Essa perspectiva política ampla também leva Pateman a olhar para o que ela chama de "áreas
alternativas", a fim de maximizar a participação. É somente através da participação nessas “áreas
alternativas" da política que um cidadão pode esperar ter qualquer controle real sobre o curso da sua
vida ou o desenvolvimento do ambiente em que ele vive (Pateman, 1970, p. 110). Esta expansão da
participação é considerada uma necessidade, uma vez que, para uma política democrática existir, seria
necessário existir uma sociedade participativa, ou seja, uma sociedade onde todos os sistemas políticos
tenham sido democratizados, segundo ela (Pateman, 1970, p 43).
O modelo de democracia deliberativa também tenta (re)equilibrar os aspectos participativos e
representativos da democracia, mas, aqui, o momento participativo localiza-se na comunicação: a
democracia deliberativa refere-se tomada de decisão através da discussão entre os cidadãos livres e
iguais.
A sua natureza democrática é garantida por seu foco na tomada de decisão coletiva, com a participação
de todos aqueles que serão afetados pela decisão ou dos seus representantes.
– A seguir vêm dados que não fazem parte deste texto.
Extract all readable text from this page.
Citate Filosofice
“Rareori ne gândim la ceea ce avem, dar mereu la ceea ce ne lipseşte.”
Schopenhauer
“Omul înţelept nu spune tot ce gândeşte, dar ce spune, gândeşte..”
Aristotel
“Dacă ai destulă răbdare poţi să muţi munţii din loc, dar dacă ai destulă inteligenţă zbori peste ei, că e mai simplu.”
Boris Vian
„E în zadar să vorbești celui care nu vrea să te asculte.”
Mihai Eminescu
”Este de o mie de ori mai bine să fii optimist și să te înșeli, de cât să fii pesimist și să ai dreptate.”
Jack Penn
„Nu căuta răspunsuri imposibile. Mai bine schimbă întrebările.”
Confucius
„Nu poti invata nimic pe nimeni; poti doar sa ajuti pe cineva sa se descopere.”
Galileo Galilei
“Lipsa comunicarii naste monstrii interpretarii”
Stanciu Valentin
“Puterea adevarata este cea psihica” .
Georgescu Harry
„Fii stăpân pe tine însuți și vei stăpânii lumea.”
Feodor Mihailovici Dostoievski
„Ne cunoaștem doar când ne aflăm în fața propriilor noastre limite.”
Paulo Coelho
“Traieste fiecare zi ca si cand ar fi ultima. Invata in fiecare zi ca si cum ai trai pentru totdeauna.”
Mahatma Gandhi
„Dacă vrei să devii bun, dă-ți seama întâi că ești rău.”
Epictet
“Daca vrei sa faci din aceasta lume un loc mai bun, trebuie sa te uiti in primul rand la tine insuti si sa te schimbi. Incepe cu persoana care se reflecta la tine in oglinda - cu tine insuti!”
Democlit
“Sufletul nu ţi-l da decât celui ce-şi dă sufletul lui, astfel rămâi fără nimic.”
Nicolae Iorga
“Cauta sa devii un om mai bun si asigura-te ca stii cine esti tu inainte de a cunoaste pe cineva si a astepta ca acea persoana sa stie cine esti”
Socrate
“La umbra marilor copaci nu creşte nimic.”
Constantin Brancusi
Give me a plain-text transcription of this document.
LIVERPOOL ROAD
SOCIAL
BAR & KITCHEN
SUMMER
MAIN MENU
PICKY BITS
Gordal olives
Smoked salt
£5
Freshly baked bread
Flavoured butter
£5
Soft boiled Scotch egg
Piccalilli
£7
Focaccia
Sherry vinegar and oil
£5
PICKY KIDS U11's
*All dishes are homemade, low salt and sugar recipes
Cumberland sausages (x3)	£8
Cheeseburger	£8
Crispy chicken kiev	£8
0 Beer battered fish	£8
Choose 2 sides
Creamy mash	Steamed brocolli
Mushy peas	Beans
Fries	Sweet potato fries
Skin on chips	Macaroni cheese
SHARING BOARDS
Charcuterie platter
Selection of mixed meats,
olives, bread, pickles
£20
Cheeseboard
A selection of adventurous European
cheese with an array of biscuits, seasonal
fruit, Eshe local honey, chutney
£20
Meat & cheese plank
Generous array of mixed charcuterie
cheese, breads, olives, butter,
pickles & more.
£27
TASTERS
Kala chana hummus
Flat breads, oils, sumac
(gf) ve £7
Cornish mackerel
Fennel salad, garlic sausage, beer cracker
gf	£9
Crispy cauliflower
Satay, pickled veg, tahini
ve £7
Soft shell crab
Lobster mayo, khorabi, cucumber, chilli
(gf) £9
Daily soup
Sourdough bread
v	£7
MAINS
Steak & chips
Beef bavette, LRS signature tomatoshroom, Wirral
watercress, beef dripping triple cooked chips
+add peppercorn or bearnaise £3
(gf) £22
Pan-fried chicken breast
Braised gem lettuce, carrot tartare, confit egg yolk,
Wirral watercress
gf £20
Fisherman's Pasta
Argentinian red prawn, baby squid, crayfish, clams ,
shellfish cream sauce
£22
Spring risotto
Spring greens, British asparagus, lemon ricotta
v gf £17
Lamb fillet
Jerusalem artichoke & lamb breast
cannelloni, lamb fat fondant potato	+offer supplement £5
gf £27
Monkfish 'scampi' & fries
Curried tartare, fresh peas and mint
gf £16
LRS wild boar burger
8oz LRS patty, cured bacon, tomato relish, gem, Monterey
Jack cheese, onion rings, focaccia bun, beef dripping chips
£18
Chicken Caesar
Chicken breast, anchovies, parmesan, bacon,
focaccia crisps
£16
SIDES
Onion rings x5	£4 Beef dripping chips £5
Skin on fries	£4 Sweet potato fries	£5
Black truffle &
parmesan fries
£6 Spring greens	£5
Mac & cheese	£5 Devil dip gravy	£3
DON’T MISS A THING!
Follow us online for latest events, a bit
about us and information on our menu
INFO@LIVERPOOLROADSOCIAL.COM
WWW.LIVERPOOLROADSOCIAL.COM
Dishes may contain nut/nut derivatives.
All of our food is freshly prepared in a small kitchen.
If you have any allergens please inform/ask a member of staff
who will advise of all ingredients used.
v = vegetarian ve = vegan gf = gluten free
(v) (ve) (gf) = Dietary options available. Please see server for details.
Seu caráter deliberativo
está no fato de que se trata de uma tomada de decisão por meio de argumentos oferecidos pelo e para os
participantes que estão comprometidos com os valores ou a racionalidade e imparcialidade.
In Between Facts and Norms, Habermas (1996) desenvolve seu modelo de democracia deliberativa (e sua
relação com a lei). Em seu modelo de política deliberativa, a esfera pública se torna um "sistema de
alarme com sensores que, embora não especificados, são sensíveis através de toda a sociedade"
(Habermas, 1996, p. 359) e que podem problematizar questões, enquanto os procedimentos
deliberativos na esfera da tomada de decisão formal tem por foco soluções cooperativas para (estes)
problemas sociais, sem visar um consenso ético (p. 168).
Laclau e Mouffe (1985), por sua vez, desenvolveram um modelo democrático pós-marxista. Segundo
Žižek (1989), seu caráter radical implica que só podemos salvar a democracia tendo em conta a sua
impossibilidade radical. Por esta razão, Mouffe (1997) refere-se à democracia pluralista radical como uma
democracia que sempre será do “vir a ser”.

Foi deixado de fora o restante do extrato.